The hypocrisy of business and media elites
The silence is deafening to Kevin McCarthy's latest act of corruption
NOTE: An audio recording of this essay is available behind the paywall.
On Thursday, Axios reported a stunning act of political corruption. The corruption was a direct threat against the U.S. Chamber of Commerce made by House GOP Leader Kevin McCarthy. His threat is blatant thuggery. It constitutes a grotesque abuse of power. Leader McCarthy demanded that Chamber president and CEO Suzanne Clark be fired. He promised retaliation if the Chamber of Commerce did not submit to his threat. The Washington, DC, access media ignored the threat, while the business leaders who comprise the Chamber executive board have assumed a posture of flaccid opposition and tepid defiance.
This is more than a threat aimed at Ms. Clark and the Chamber. It is aimed at the American free enterprise system at a conceptual level.
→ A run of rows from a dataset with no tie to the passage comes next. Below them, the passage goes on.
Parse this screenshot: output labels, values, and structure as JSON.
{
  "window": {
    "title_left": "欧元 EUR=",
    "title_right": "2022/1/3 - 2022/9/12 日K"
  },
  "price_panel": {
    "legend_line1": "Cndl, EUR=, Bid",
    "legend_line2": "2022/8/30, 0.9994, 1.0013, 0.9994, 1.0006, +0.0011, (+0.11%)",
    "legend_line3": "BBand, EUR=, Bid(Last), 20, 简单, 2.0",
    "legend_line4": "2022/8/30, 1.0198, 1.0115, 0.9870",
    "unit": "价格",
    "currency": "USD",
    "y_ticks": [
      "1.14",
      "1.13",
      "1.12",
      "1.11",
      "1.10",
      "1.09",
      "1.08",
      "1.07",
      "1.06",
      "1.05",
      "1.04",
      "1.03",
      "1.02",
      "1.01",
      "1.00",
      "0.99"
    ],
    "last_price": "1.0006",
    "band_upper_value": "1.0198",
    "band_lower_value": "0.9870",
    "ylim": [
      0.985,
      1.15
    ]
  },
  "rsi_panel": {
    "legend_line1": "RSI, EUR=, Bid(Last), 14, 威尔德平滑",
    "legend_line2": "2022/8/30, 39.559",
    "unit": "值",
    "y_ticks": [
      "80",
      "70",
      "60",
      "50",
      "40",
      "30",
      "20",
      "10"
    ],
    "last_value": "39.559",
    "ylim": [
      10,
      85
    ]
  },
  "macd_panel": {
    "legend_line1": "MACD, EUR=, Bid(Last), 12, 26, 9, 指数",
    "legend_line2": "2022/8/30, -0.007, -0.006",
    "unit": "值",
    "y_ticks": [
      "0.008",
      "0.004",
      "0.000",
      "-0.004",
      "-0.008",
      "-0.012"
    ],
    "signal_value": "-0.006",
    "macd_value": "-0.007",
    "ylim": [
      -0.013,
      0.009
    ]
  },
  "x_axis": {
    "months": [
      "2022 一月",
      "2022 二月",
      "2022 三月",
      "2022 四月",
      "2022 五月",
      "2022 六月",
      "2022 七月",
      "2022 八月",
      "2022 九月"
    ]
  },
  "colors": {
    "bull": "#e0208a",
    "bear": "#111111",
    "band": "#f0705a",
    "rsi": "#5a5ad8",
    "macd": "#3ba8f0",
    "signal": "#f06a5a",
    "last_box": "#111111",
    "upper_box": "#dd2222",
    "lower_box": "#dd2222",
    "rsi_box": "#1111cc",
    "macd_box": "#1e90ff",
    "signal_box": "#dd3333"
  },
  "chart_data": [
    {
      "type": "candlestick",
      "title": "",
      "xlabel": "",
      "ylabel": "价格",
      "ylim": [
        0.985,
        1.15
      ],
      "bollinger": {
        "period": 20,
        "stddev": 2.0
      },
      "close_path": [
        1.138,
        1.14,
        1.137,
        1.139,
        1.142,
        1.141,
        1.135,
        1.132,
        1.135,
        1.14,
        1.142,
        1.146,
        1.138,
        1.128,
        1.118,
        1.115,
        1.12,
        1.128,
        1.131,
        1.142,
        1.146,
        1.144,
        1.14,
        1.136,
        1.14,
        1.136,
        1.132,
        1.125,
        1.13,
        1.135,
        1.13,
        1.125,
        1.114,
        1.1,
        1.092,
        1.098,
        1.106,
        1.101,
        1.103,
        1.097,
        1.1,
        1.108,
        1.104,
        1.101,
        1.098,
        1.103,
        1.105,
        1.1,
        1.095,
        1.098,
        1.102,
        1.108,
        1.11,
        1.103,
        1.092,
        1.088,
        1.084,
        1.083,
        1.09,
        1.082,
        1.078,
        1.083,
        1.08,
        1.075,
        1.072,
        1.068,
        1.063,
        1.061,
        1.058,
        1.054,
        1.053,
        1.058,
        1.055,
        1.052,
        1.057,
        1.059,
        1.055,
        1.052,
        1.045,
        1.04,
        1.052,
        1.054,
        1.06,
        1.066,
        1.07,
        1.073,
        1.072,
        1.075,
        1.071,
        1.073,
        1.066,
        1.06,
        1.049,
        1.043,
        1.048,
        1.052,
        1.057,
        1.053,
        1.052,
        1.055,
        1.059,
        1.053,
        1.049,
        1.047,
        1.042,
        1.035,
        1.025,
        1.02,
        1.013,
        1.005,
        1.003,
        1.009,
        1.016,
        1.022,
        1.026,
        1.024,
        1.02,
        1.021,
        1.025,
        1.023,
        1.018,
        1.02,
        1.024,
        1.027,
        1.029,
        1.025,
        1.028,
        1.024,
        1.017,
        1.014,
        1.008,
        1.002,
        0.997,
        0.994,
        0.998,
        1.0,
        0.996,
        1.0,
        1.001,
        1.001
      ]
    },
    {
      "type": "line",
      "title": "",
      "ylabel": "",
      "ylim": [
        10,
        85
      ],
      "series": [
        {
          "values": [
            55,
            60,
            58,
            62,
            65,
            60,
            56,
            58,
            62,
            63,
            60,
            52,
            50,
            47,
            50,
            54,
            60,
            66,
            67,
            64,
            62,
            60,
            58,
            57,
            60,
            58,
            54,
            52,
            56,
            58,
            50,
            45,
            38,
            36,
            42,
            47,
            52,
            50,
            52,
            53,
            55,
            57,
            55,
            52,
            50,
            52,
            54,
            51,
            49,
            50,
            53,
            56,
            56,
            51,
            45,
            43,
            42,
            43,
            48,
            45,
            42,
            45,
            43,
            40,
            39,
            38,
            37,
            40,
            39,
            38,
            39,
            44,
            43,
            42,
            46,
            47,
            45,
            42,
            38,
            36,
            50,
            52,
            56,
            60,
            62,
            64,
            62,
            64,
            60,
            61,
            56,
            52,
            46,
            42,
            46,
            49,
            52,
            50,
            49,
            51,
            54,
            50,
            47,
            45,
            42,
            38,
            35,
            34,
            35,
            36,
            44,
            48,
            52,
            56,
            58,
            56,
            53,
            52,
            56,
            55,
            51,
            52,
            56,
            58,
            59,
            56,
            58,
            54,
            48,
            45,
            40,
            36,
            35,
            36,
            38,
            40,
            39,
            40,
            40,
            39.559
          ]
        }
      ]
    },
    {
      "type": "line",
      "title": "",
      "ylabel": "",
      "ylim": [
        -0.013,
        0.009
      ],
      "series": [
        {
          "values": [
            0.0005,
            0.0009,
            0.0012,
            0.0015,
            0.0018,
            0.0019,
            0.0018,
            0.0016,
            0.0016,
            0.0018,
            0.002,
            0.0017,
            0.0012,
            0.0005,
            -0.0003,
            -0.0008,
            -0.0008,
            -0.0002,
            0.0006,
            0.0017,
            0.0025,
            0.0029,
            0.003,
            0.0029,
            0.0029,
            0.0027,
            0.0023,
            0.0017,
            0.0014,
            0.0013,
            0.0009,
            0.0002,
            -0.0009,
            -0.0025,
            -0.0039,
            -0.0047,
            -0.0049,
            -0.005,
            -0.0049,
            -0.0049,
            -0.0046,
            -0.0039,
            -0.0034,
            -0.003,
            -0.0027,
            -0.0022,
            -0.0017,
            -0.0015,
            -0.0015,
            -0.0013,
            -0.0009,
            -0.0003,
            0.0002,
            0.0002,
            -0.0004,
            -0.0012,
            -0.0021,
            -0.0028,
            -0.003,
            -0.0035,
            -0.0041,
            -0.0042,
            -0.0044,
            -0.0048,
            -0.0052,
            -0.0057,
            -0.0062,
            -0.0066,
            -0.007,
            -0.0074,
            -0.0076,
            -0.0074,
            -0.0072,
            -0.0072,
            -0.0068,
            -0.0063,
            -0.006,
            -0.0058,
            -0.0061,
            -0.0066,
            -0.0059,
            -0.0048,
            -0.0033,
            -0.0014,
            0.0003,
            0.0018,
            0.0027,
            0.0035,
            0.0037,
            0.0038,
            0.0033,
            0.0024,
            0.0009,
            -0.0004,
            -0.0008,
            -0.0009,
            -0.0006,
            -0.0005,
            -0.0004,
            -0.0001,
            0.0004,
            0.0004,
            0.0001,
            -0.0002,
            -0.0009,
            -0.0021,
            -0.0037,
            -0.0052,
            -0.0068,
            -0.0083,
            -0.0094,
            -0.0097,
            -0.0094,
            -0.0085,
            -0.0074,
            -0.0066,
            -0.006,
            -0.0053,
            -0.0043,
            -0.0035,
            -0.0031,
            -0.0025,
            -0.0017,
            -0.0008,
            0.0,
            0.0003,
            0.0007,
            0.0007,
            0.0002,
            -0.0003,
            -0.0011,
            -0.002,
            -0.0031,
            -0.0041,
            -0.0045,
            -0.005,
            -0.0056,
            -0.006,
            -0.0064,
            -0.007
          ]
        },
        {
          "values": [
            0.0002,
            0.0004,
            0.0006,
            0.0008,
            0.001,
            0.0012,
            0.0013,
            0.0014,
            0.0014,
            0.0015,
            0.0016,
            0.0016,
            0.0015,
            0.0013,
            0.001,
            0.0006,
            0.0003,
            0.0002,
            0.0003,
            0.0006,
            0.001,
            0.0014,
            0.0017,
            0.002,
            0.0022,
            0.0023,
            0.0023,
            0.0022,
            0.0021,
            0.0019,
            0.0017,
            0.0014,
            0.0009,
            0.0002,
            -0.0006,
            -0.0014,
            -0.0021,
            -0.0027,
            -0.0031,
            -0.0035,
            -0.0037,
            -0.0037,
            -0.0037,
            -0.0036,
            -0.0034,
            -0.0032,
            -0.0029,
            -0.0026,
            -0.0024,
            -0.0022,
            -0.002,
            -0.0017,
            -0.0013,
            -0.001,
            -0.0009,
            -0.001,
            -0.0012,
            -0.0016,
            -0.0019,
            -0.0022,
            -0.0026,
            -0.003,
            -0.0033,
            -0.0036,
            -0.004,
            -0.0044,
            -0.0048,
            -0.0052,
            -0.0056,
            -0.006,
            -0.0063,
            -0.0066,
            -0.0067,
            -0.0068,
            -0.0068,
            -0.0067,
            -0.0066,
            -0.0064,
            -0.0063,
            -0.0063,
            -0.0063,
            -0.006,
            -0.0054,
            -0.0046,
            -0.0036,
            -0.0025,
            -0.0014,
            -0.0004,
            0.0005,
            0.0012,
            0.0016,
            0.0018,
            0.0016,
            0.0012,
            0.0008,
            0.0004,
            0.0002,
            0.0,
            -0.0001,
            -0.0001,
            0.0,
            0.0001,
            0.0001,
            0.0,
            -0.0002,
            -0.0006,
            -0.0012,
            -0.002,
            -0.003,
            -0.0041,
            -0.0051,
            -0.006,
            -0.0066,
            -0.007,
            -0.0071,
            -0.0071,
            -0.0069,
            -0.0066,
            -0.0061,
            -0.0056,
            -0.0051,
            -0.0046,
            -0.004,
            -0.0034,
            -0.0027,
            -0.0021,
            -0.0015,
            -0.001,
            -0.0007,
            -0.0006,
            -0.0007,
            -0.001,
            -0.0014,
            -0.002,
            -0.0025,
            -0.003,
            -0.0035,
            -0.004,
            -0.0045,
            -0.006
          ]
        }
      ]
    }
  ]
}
It marks the opening of another vector of attack against America by an extremist element that is no longer distinguishable between its conspiratorial, paranoid, cynical, ideological and violent factions. A man who believes he is soon to be Speaker of the House just proclaimed his whims inseparable from the power of his office, and thus the state. He is either committing a fascistic act of thuggery or embracing fascism ideologically by asserting state dominion over private enterprise. Both the thuggery of the tactics and the assertion of the power are textbook acts of fascism. Fascists believe the economy should serve the state.
The American free enterprise system rejects this. Free market American capitalism has made the United States the wealthiest and most powerful nation in the history of civilization. It has lifted millions of people from poverty to prosperity all over the world. The current crisis in American capitalism is deeply rooted in the collapse of the American middle class, and the rise of an elite and elitist taker class that seems incapable of understanding the philosophy of the locust is ultimately self-defeating. The American economy is sustained by a great amalgam of entrepreneurs, inventors, dreamers, stock exchanges, labor unions, private ownership and public corporations. It is the most complex economic system that has ever existed.
US companies — both big and small, across the whole of the country — are members of the U.S. Chamber of Commerce. The Chamber represents every conceivable sector of the American economy. It is a world famous, important and essential American institution. It is a symbol of freedom, free enterprise, opportunity, social mobility, peace and prosperity.
It has a job and a mission. It represents the interests of American business. American business is really the tens and tens of millions of American workers and shareholders who sustain the free enterprise system. Within this vast and interconnected economy there will be disagreements between stakeholders, and specifically between owners and labor. That is healthy and necessary. A free economy requires that tension. Its absence is indicative of only one thing: state control. The collapse of free enterprise means that the state imposes from the top down, controls from the top down, decides from the top down, punishes from the top down and negotiates, listens and compromises with no one. It creates human misery and death. Always.
What Kevin McCarthy has done is assert the power to pick the person who sits across the table from him when he faces the American business community or else. The right to petition the government is elemental. McCarthy has grotesquely, corruptly and illegally asserted that he will use the power of the state to punish vast swaths of America over his dislike of the person the business community had every right to select as the president and CEO of the U.S. Chamber of Commerce.
The McCarthy threat is an existential one. It is a grotesque abuse of power — a sign of imminent danger to both American democracy and the American free enterprise system.